Ancient and Modern Languages of South Arabia. A cross-disciplinary approach to a linguistic area.

Project duration :
48 months (01/01/2020 – 31/12/2023)

Partenaires :
USR 3141 (CEFAS)
UMR 8167 (Orient & Méditerranée)
UMR 5133 (Archéorient)
UMR 7018 (LPP)
UMR 6310 (LLING)
University of Leiden (University Center for Linguistics)
Université de Genève (Dpt de linguistique)

Résumé :
ALMAS is an anagrammed acronym yielding the “rabic word for ‘diamond’. It is above all an international and interdisciplinary consortium aiming at renewing the study of the living and extinct languages of South Arabia (Oman, southwestern Saudi Arabia, Yemen).
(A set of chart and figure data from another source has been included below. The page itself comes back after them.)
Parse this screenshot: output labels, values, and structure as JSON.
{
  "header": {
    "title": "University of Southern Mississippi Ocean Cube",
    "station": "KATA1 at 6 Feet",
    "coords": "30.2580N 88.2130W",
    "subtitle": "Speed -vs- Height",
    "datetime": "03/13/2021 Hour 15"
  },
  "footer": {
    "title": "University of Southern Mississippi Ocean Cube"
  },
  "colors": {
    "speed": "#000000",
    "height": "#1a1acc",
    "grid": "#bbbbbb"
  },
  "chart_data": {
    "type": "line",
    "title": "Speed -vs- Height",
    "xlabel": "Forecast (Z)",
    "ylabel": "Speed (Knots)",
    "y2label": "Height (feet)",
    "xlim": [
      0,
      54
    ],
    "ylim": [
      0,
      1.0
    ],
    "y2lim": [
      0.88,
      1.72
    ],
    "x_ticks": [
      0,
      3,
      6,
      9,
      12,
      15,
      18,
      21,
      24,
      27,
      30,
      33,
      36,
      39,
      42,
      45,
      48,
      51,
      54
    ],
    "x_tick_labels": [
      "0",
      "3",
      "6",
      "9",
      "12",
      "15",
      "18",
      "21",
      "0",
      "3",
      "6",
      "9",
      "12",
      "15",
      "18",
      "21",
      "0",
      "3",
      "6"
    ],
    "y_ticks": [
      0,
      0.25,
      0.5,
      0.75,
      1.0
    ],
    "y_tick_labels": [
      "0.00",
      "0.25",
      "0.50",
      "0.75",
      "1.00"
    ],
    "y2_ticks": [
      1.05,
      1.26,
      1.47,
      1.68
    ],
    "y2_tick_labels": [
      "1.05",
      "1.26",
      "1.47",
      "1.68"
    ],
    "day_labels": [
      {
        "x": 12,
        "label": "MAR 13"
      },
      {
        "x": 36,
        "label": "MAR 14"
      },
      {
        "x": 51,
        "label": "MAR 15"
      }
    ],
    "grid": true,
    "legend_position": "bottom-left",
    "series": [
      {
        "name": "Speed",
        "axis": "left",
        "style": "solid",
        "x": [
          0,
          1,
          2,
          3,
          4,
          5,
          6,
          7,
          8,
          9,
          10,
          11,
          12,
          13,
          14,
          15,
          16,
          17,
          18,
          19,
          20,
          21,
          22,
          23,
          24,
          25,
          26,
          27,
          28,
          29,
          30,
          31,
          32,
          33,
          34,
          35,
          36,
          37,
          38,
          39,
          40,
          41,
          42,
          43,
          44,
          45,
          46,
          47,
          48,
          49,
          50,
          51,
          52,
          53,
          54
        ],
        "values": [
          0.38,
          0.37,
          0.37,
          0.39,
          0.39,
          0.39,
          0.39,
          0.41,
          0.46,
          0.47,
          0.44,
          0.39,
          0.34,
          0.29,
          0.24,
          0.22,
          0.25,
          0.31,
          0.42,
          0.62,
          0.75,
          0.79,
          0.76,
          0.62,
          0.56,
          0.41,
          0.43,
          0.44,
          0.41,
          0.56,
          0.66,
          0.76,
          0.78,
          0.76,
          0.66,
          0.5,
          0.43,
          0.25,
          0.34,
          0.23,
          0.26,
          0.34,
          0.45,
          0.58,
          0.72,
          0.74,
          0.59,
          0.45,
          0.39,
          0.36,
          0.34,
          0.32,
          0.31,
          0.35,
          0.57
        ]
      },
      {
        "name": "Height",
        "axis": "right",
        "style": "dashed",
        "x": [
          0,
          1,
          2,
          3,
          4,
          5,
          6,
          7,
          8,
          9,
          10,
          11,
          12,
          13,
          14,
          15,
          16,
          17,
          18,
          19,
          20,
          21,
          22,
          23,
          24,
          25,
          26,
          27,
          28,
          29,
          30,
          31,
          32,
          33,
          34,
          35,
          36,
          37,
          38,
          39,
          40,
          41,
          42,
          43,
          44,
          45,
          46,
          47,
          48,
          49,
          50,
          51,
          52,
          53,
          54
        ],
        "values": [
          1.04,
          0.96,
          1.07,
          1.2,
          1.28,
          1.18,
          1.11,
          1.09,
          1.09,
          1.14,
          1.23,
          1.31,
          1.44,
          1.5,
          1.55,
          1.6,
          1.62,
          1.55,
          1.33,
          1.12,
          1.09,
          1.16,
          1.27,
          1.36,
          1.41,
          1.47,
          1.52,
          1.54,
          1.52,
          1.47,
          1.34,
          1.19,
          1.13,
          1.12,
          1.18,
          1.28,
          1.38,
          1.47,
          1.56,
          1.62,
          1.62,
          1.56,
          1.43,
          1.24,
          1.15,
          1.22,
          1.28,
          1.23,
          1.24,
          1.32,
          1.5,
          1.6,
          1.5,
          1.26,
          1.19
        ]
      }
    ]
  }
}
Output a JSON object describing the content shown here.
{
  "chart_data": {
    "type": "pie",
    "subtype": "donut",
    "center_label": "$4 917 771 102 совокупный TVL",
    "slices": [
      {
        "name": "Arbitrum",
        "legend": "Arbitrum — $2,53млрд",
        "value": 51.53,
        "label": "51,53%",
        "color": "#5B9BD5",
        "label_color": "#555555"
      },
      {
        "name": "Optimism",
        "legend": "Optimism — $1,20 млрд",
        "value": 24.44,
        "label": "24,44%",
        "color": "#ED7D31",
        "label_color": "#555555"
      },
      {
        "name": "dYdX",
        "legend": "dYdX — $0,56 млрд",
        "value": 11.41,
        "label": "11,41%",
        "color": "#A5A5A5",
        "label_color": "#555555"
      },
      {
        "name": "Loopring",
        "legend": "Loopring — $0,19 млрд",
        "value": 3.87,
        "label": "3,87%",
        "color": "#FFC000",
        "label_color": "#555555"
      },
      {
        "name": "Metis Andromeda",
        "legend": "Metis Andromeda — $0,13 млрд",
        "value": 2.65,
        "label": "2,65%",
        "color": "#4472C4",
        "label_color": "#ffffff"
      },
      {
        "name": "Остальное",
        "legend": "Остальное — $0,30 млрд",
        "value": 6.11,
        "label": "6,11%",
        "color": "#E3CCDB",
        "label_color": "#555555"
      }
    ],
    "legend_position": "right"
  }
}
All these languages belong to the Semitic family ; they fall into the following three fields, which have up to now corresponded largely to separate academic traditions with few interconnections :
• A set of four Ancient South Arabian languages (ASA), now extinct : Sabaic, Qatabanic, Minaic, Hadramitic. They are mostly attested through written documentation from Yemen. To these should be added some unclassified and undeciphered languages and scripts. They have generally been studied by epigraphists.
• A group of six living Modern South Arabian (MSA) languages with no written tradition, all endangered : Mehri, Harsusi, Bathari, Hobyot, Jibbali, Soqotri. They are spoken in the southern Omani province of Dhofar, the eastern Yemeni province of Mahra and the Yemeni island of Soqotra. Until the late 2000s, they had aroused the interest of few linguists, in spite of their typological and comparative significance.
• A rich array of highly diversified and archaic Arabic vernaculars spoken throughout the region (South Arabian Arabic : SAA). They have mostly been studied by Arabists.

The novelty of ALMAS lies in the interdisciplinary synergy it creates in three ways :
• By cross-fertilizing synchronic and diachronic approaches to the abovementioned languages.
• By stimulating contacts between researchers of the three fields of the project ALMAS, around transversal tasks each of which touches on at least two of those fields.
• By developing complementarity between linguists from different schools and approaches. This kind of collaboration proved its efficiency in the course of the ANR project OmanSaM (ANR-13-BSH2-0001) on Modern South Arabian (2014-2017), where phonologists, syntactictians, phoneticians and Semitists shared a common fieldwork with beneficial impact for each discipline.

ALMAS will set a landmark in the domain by :
• Documenting the languages through fieldwork and create a digitally-enhanced open-access database, thus contributing to the protection and preservation of the world’s cultural heritage.
• Analyzing the data in order to reach an adequate understanding of the languages’ structures.
• Reevaluating the relationships between the languages (phylogenetic relatedness and/or language contact).